Conversely, Vallier et al. found differing results, reporting a mean range of motion of 115° in patients treated with percutaneous plate osteosynthesis, compared to 100° in those who underwent retrograde nailing.3 These conflicting findings underscore the influence of implant type and surgical technique on functional recovery. These results are also supported by Kim et al., who in a meta-analysis of over 2,000 patients reported superior outcomes for RIMN in terms of union time and range of motion.26

Additionally, early weight-bearing was achievable in 61.1% of patients in the RIMN group, compared to 44.4% in the LP group, although this difference did not reach statistical significance (p = 0.11). Nevertheless, various sources in the literature support the view that RIMN may facilitate earlier mobilization in the postoperative period.2,4,10–12,16

Complications and Reoperation Requirement

In the current study, the overall complication rate was recorded as 16.7% in the RIMN group and 25.0% in the LP group. Although this intergroup difference was not statistically significant (p = 0.41), a higher incidence of nonunion was observed among patients treated with LP (11.1% versus 5.6%). Despite a higher complication rate observed in the LP group, the difference did not reach statistical significance. The limited sample size might have affected the power to detect a meaningful difference. A similar trend was reported by Jain et al., who noted a greater nonunion rate in patients undergoing plate fixation.27 Similarly, Neradi et al. found no significant difference in complication rates, but reported that RIMN was more favorable in terms of early weight-bearing.28

The infection rate was found to be 5.6% for RIMN and 8.3% for LP. Notably, Kontakis et al. reported that no postoperative wound complications or infections occurred in patients treated with RIMN.29 Moreover, Markmiller et al. and Liporace et al. emphasized that while LP fixation provides robust mechanical stability, it may be associated with an increased risk of infection due to soft tissue dissection.5

Implant failure was observed in 5.6% of cases in both groups (p = 1.00). However, several studies have suggested that RIMN may be associated with a lower rate of hardware failure.2,8,13,22,30 The need for secondary surgical intervention was 8.3% in the RIMN group and 13.9% in the LP group. These rates are in line with previously published data.31,32 Kale et al. emphasized the importance of tailoring fixation techniques to patient characteristics, highlighting the acceptability of both methods when appropriately indicated.33

A key strength of this study lies in its adequate sample size, which allowed for a reliable comparison of the two fixation methods. In addition, the comprehensive analysis of specific complications contributed to a more nuanced understanding of the clinical outcomes associated with each technique. Nonetheless, several limitations must be acknowledged. These include the retrospective nature of the design, lack of randomization in group assignment, variations in surgical protocols between centers, and incomplete follow-up in a subset of patients.
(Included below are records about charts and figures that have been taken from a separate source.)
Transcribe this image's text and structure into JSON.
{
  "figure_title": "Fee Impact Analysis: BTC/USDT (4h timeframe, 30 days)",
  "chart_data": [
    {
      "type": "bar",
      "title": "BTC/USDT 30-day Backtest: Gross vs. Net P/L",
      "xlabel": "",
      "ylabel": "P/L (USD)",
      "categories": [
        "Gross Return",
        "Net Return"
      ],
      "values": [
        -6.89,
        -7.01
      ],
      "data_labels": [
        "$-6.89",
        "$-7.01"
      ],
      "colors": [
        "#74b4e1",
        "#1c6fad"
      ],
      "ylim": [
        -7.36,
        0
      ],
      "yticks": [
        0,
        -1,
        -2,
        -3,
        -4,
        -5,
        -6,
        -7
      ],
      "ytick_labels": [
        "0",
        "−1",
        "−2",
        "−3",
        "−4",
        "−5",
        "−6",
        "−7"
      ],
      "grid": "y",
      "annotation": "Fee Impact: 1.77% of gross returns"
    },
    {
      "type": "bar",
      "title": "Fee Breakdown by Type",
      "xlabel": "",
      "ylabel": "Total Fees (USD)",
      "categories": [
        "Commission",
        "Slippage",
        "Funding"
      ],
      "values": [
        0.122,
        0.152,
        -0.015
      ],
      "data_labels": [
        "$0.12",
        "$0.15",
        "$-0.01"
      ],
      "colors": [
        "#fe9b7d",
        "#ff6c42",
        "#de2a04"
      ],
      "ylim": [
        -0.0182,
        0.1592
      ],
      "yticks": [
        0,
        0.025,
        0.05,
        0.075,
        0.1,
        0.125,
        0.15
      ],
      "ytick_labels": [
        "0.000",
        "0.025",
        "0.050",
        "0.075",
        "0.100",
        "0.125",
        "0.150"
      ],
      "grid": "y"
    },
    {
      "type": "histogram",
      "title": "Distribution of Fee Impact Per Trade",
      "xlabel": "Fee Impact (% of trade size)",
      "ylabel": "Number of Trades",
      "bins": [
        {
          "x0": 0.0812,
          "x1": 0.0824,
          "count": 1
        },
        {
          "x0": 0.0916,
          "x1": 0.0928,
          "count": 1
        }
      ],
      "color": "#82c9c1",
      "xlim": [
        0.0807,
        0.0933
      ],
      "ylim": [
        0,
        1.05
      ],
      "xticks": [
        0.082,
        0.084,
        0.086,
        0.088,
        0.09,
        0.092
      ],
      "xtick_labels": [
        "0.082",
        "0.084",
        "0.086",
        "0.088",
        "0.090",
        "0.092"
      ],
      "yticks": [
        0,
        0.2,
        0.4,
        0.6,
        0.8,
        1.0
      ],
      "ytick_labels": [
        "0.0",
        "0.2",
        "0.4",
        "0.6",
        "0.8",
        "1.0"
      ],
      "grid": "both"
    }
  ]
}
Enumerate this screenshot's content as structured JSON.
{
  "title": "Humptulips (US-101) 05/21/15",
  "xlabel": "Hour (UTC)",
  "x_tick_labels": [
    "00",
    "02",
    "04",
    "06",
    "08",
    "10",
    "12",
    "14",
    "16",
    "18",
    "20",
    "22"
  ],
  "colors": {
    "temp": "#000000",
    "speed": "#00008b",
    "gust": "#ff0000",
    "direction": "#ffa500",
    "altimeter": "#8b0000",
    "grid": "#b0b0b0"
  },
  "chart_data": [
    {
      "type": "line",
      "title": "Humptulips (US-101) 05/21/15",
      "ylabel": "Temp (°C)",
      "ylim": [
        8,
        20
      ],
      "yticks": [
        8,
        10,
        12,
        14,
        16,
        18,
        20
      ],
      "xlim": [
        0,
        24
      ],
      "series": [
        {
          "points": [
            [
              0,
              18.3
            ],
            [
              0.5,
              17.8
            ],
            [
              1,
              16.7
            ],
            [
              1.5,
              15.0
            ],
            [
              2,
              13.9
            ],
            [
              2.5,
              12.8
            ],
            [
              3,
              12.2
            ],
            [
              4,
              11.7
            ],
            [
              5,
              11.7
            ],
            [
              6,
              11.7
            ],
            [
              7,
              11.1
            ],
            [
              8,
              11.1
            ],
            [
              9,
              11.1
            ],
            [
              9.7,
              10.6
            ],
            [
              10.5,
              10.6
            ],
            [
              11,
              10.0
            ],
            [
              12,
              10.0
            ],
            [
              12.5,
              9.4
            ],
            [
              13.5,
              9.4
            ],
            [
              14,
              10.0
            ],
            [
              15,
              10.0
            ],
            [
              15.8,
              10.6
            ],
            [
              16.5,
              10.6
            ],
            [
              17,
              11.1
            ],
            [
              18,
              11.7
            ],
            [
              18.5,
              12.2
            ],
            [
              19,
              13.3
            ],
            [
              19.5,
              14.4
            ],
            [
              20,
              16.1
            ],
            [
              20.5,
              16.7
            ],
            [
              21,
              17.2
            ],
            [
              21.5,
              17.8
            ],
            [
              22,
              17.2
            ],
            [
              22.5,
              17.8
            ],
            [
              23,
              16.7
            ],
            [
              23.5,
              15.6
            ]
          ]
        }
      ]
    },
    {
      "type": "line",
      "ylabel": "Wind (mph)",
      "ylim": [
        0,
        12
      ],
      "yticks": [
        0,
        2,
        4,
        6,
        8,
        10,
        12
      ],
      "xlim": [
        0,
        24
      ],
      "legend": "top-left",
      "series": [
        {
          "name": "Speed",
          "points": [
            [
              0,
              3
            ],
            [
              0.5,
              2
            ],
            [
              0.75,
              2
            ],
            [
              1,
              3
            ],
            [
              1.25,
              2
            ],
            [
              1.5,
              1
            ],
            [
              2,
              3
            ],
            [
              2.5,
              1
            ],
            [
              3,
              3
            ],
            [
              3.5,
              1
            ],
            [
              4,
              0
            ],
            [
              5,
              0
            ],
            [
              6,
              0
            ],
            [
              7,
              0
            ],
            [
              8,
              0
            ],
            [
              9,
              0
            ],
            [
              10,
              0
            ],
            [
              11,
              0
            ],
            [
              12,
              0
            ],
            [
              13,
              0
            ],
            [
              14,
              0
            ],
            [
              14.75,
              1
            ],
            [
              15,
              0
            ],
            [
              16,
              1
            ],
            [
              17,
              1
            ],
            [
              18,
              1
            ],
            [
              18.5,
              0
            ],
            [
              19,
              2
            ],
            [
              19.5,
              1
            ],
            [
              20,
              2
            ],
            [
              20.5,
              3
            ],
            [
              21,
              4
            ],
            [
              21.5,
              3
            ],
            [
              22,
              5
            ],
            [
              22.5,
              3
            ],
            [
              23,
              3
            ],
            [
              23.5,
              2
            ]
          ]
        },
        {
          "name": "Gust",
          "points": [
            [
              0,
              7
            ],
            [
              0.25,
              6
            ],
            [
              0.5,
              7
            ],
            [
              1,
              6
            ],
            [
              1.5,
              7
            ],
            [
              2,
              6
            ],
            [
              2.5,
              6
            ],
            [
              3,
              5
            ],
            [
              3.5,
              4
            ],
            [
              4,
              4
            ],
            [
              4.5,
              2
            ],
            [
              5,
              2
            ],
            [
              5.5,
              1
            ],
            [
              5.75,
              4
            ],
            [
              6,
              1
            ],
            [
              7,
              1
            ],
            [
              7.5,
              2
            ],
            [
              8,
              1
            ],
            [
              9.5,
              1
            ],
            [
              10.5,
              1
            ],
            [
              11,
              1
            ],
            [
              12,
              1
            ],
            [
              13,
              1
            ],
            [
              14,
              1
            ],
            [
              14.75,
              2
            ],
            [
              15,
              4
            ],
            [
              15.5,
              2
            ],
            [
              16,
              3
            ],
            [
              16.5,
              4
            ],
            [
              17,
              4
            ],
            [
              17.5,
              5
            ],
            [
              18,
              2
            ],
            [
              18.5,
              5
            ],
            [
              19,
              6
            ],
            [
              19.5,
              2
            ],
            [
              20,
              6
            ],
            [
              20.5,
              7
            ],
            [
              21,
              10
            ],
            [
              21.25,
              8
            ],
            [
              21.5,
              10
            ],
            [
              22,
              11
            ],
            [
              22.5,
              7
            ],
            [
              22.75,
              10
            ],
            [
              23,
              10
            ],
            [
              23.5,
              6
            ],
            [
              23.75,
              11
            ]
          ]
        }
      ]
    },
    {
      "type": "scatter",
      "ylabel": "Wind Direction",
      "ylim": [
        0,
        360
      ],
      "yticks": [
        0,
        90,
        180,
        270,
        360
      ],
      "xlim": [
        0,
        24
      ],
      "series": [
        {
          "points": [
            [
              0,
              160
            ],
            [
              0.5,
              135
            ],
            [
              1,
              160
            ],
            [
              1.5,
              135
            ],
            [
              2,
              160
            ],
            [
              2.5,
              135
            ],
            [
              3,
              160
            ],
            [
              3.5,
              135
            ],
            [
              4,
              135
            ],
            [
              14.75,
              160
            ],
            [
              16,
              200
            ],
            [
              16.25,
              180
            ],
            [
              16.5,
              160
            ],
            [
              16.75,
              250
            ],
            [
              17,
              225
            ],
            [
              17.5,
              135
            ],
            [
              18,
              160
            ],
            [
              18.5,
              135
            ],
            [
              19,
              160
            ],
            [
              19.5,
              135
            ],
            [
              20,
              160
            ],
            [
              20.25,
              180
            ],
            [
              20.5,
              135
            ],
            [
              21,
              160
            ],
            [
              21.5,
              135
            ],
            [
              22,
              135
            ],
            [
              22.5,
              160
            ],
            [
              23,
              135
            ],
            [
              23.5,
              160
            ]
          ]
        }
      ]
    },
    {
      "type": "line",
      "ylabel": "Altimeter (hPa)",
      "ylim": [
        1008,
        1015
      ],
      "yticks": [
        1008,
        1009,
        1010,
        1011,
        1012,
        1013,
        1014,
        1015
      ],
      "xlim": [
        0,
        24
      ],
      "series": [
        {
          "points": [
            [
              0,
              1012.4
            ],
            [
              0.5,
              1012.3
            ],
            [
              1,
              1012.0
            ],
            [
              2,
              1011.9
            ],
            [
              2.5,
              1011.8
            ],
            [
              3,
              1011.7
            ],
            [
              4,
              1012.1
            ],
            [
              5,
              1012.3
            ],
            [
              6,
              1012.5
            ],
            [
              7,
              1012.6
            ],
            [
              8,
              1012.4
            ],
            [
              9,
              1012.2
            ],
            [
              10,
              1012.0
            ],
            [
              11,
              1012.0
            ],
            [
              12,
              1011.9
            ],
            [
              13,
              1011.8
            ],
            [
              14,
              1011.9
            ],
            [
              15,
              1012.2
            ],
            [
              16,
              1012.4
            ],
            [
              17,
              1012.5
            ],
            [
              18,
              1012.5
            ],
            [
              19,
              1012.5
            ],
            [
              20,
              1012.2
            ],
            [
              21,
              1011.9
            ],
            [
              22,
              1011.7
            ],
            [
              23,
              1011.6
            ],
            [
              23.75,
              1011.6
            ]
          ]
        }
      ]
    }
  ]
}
In summary, both RIMN and LP were found to be clinically viable options for the surgical treatment of distal femur fractures. However, retrograde nailing demonstrated advantages in terms of union rate, healing time, and functional recovery, particularly in osteoporotic patients. Therefore, the choice of surgical technique should be individualized based on fracture characteristics and patient-specific factors.

Conclusion

This study compared retrograde intramedullary nailing (RIMN) and lateral locking plate (LP) fixation in the management of distal femur fractures. Both techniques were found to be clinically effective, with acceptable complication rates. However, RIMN demonstrated superior outcomes in terms of radiographic union, healing time, and knee joint function, particularly in patients with osteoporotic bone. LP fixation remains a viable option, especially in complex fracture patterns and metaphyseal zones requiring angular stability. These findings suggest that surgical strategy should be individualized according to patient-specific and fracture-related factors. Further prospective, randomized studies are necessary to confirm these results and guide treatment algorithms.